C.F. McGlashan
Truckee Republican

C.F. McGlashan was born Aug. 12, 1847, at Janesville, Wis., and came to California with his family when he was 2 years old.

He began his career as a school teacher at 17 and later attended Williston Seminary in Massachusetts to further his education.

Upon return to California, he became principal of Placerville High School. He was principal of the Truckee Public Schools for two years before turning to journalism.

In 1874, McGlashan was a correspondent in Utah for the Sacramento Record-Union under the editor W.H. Mills, who may have taught him his sharp and candid style of writing.

In 1875, at Truckee, McGlashan began the practice of law, which he continued successfully for four years. But he soon returned to newspaper work, first editing the Truckee Republican and later becoming its owner.

McGlashan became interested in the story of the Donner Party, which in 1846-47 was imprisoned by Sierra snows at Donner Lake. This interest led to a thorough two-year investigation of the Donner tragedy, culminating in the book “History of the Donner Party.” The story was first run in serial form in the Truckee Republican and is McGlashan’s main claim to fame.

Leaving Truckee for a few years, McGlashan plunged into state politics as publisher of the Santa Barbara Press. Santa Barbara journalism in those days was fiery and violent. Bitterness and name-calling marked the editorials.

McGlashan’s paper contrasted these practices by its uniform courtesy in editorials and respect for divergent political views. He demonstrated that a clean, respectable newspaper was appreciated, since the Santa Barbara Press prospered.

In the early 1880s, McGlashan was a member of the California Assembly. When through with his stint as a politician, he returned to Truckee to devote his life to editing the Truckee Republican.

One personality trait that helped make McGlashan a good journalist was his insatiable curiosity and wide interests. This led him to strange hobbies such as publishing a series of practical planetary maps, discovering a rare butterfly and building a museum around Truckee’s geological curiosity, the Rocking Stone.

He also perfected minor inventions, the most important of which was a method of sending telegrams to and from moving trains.

The knowledge obtained through his curiosity, plus his fine insight into human nature, gave McGlashan a natural and deeply sympathetic understanding of the dire circumstances of the characters in his story of the Donner Party.

As his chief biographers have written, “The secret of his narrative is its complete subjectivity.”

As described by biographers, McGlashan was kind and considerate in his relations with others, but he disciplined himself and at times would work 18 hours a day when he considered this necessary.
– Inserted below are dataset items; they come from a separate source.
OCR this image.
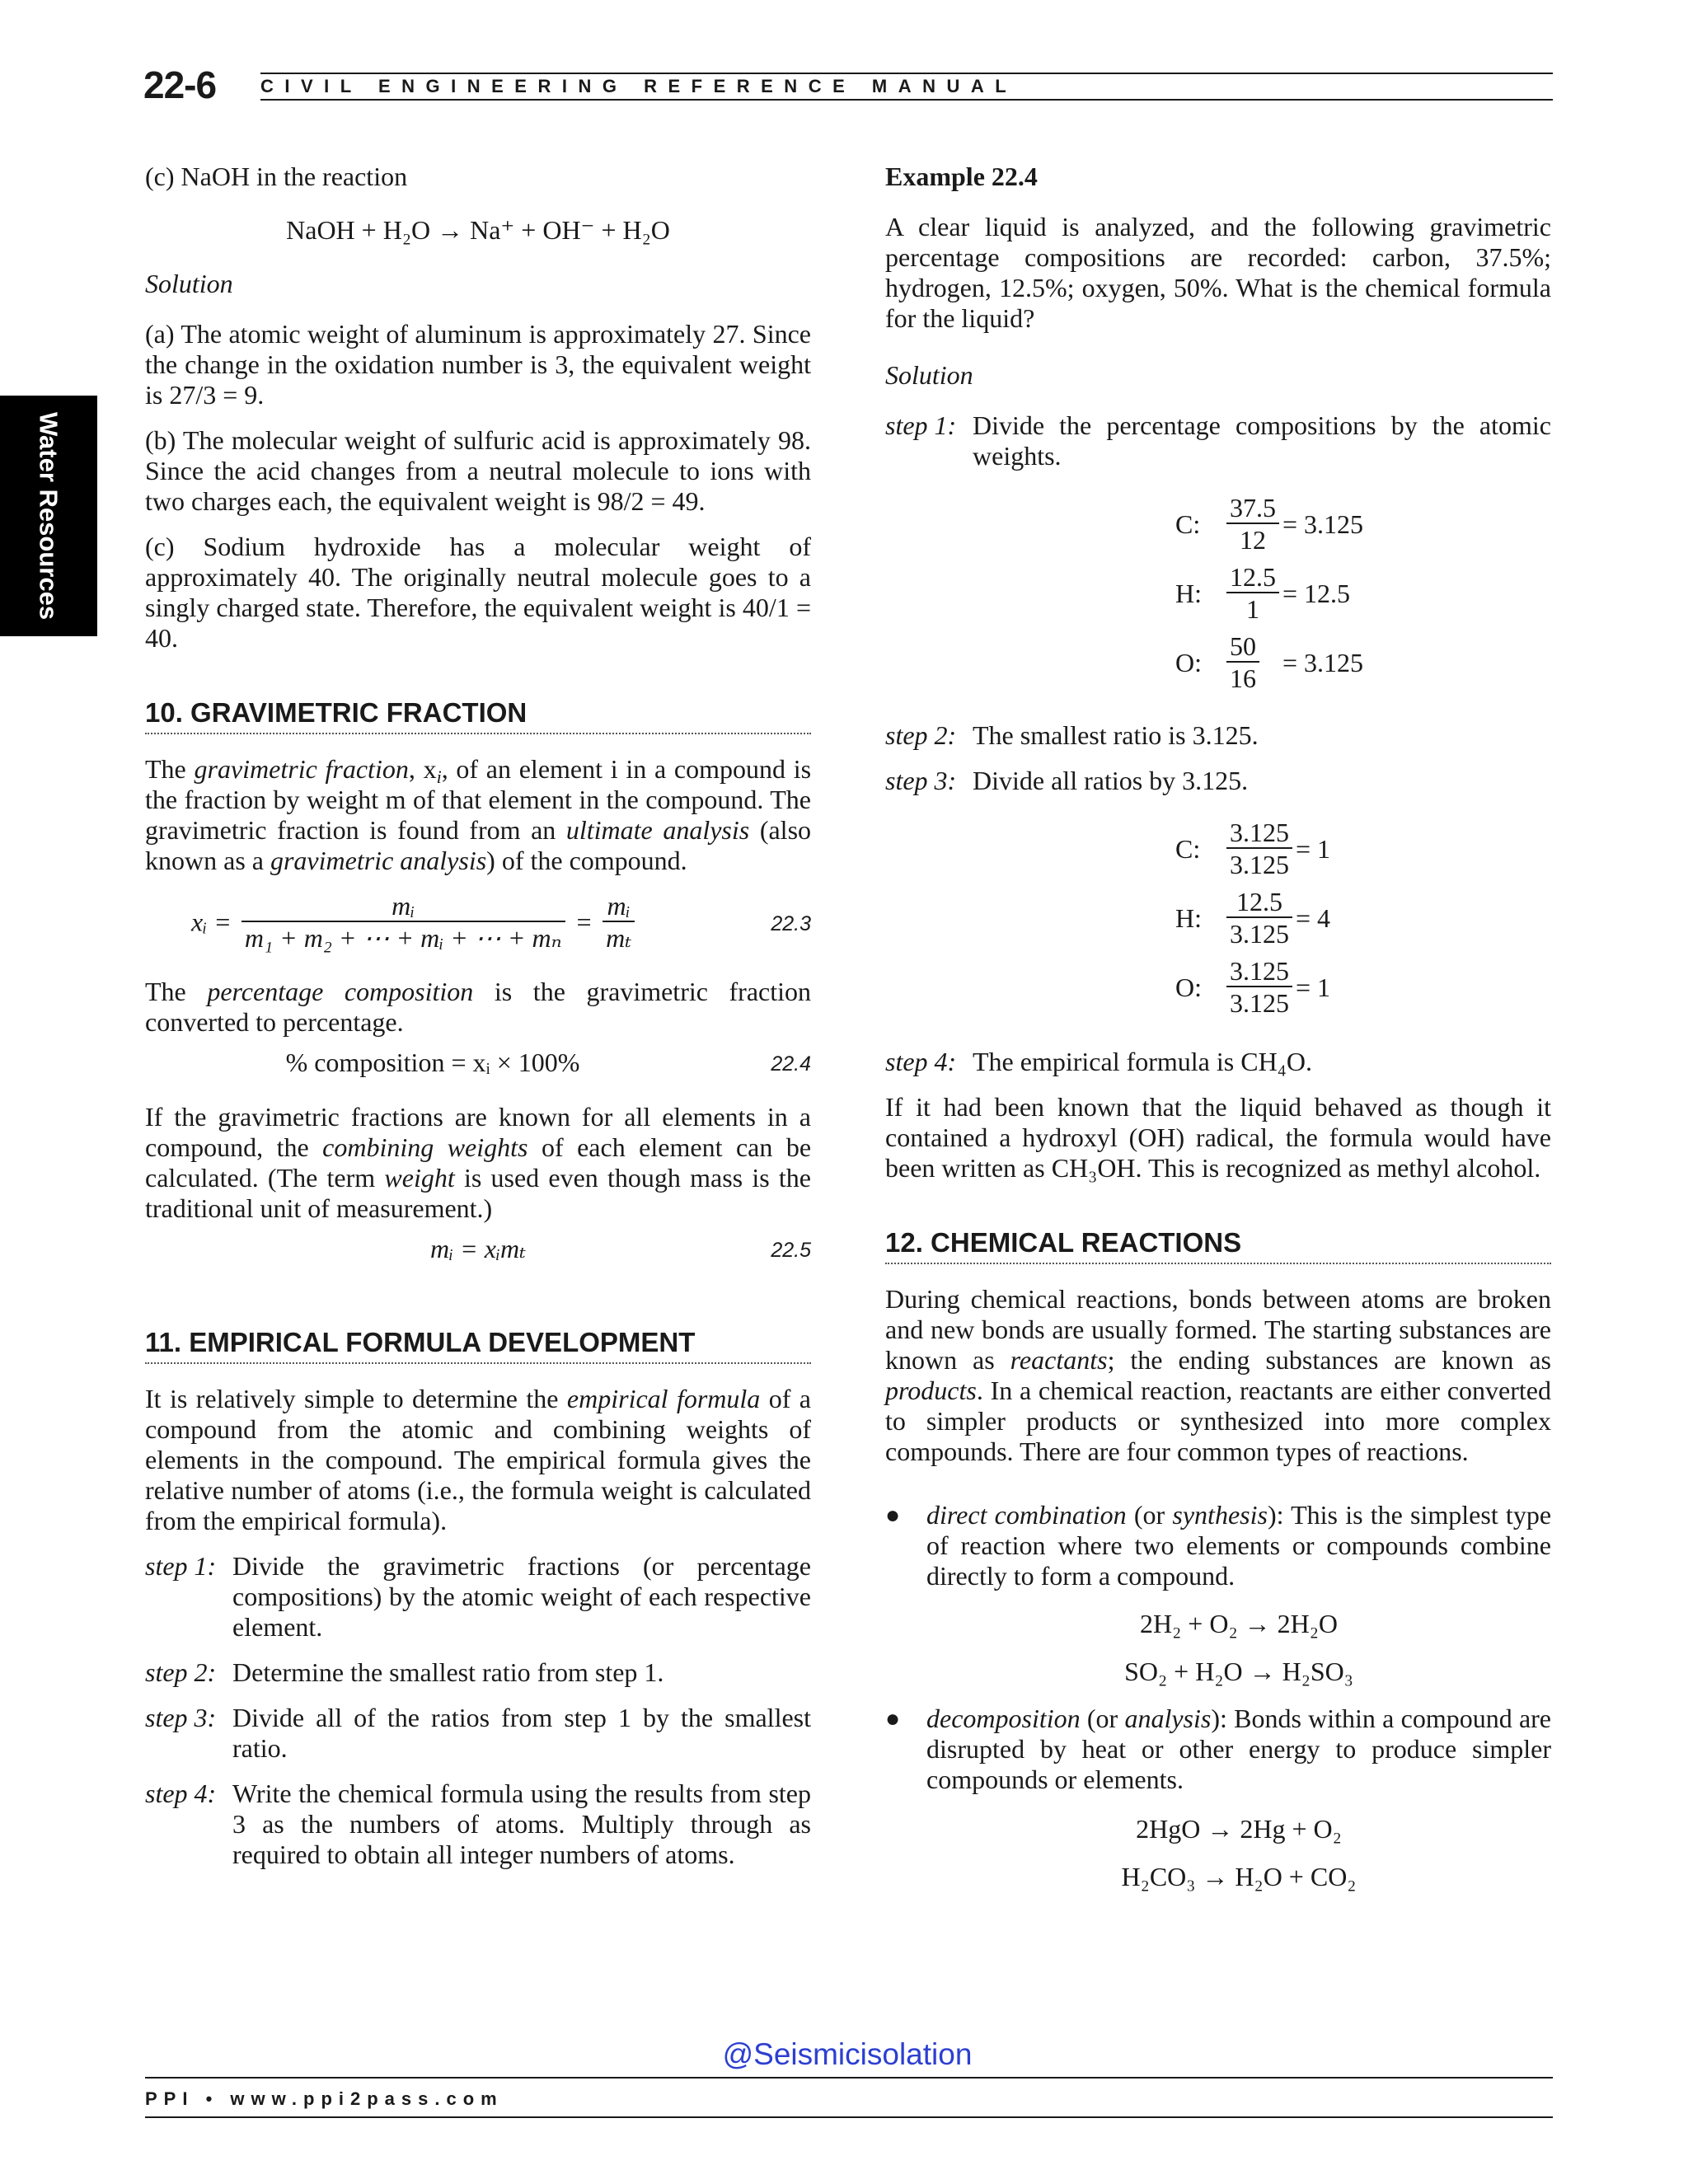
22-6 CIVIL ENGINEERING REFERENCE MANUAL
Water Resources

(c) NaOH in the reaction

NaOH + H₂O → Na⁺ + OH⁻ + H₂O

Solution

(a) The atomic weight of aluminum is approximately 27. Since the change in the oxidation number is 3, the equivalent weight is 27/3 = 9.

(b) The molecular weight of sulfuric acid is approximately 98. Since the acid changes from a neutral molecule to ions with two charges each, the equivalent weight is 98/2 = 49.

(c) Sodium hydroxide has a molecular weight of approximately 40. The originally neutral molecule goes to a singly charged state. Therefore, the equivalent weight is 40/1 = 40.

10. GRAVIMETRIC FRACTION

The gravimetric fraction, $x_i$, of an element i in a compound is the fraction by weight m of that element in the compound. The gravimetric fraction is found from an ultimate analysis (also known as a gravimetric analysis) of the compound.

xᵢ = $\frac{\text{mᵢ}}{\text{m₁ + m₂ + ⋯ + mᵢ + ⋯ + mₙ}} = \frac{\text{mᵢ}}{\text{mₜ}}$	22.3

The percentage composition is the gravimetric fraction converted to percentage.

% composition = xᵢ × 100%	22.4

If the gravimetric fractions are known for all elements in a compound, the combining weights of each element can be calculated. (The term weight is used even though mass is the traditional unit of measurement.)

mᵢ = xᵢmₜ	22.5
11. EMPIRICAL FORMULA DEVELOPMENT

It is relatively simple to determine the empirical formula of a compound from the atomic and combining weights of elements in the compound. The empirical formula gives the relative number of atoms (i.e., the formula weight is calculated from the empirical formula).

step 1: Divide the gravimetric fractions (or percentage compositions) by the atomic weight of each respective element.
step 2: Determine the smallest ratio from step 1.
step 3: Divide all of the ratios from step 1 by the smallest ratio.
step 4: Write the chemical formula using the results from step 3 as the numbers of atoms. Multiply through as required to obtain all integer numbers of atoms.
Example 22.4

A clear liquid is analyzed, and the following gravimetric percentage compositions are recorded: carbon, 37.5%; hydrogen, 12.5%; oxygen, 50%. What is the chemical formula for the liquid?

Solution

step 1: Divide the percentage compositions by the atomic weights.
C:	$\frac{37.5}{12}$	= 3.125
H:	$\frac{12.5}{1}$	= 12.5
O:	$\frac{50}{16}$	= 3.125
step 2: The smallest ratio is 3.125.
step 3: Divide all ratios by 3.125.
C:	$\frac{3.125}{3.125}$	= 1
H:	$\frac{12.5}{3.125}$	= 4
O:	$\frac{3.125}{3.125}$	= 1
step 4: The empirical formula is CH₄O.

If it had been known that the liquid behaved as though it contained a hydroxyl (OH) radical, the formula would have been written as CH₃OH. This is recognized as methyl alcohol.

12. CHEMICAL REACTIONS

During chemical reactions, bonds between atoms are broken and new bonds are usually formed. The starting substances are known as reactants; the ending substances are known as products. In a chemical reaction, reactants are either converted to simpler products or synthesized into more complex compounds. There are four common types of reactions.

● direct combination (or synthesis): This is the simplest type of reaction where two elements or compounds combine directly to form a compound.
2H₂ + O₂ → 2H₂O
SO₂ + H₂O → H₂SO₃
● decomposition (or analysis): Bonds within a compound are disrupted by heat or other energy to produce simpler compounds or elements.
2HgO → 2Hg + O₂
H₂CO₃ → H₂O + CO₂
@Seismicisolation
PPI • www.ppi2pass.com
He had great self-confidence, was daring and courageous, but at the same time polite, tender-hearted and sentimental.

He was an outdoors type of man who greatly admired nature’s wonders. He was social, had many friends and always had a pleasant word for them.

McGlashan’s story of the Donner Party came about because he wanted to tell what had really happened to this group of people in their fateful attempt to reach California. The adventures of the group had been told and retold by so many settlers that the story had become legend, full of untruths.

As a good journalist, McGlashan was eager to get the real story. He felt a particular sympathy for the people because he was so familiar with the territory where they had struggled and died that awful winter. McGlashan’s writing style tended to be flowery and over-sentimental in the mode of the 19th Century. In fact, his style is somewhat similar to that of Nathaniel Hawthorne. His research of published works and manuscript sources was remarkably thorough, for as has been noted, he seems to have anticipated much of the labor and research of writers on the subject who came after him. He died Jan. 6, 1931.

Hall of Fame inductees are selected annually by a committee appointed by the California Press Foundation. They recognize career achievements of weekly and daily publishers in California who were important and influential in their era, as judged by their peers in the association. The write-ups are a historical and journalistic snapshot in time and not official biographies.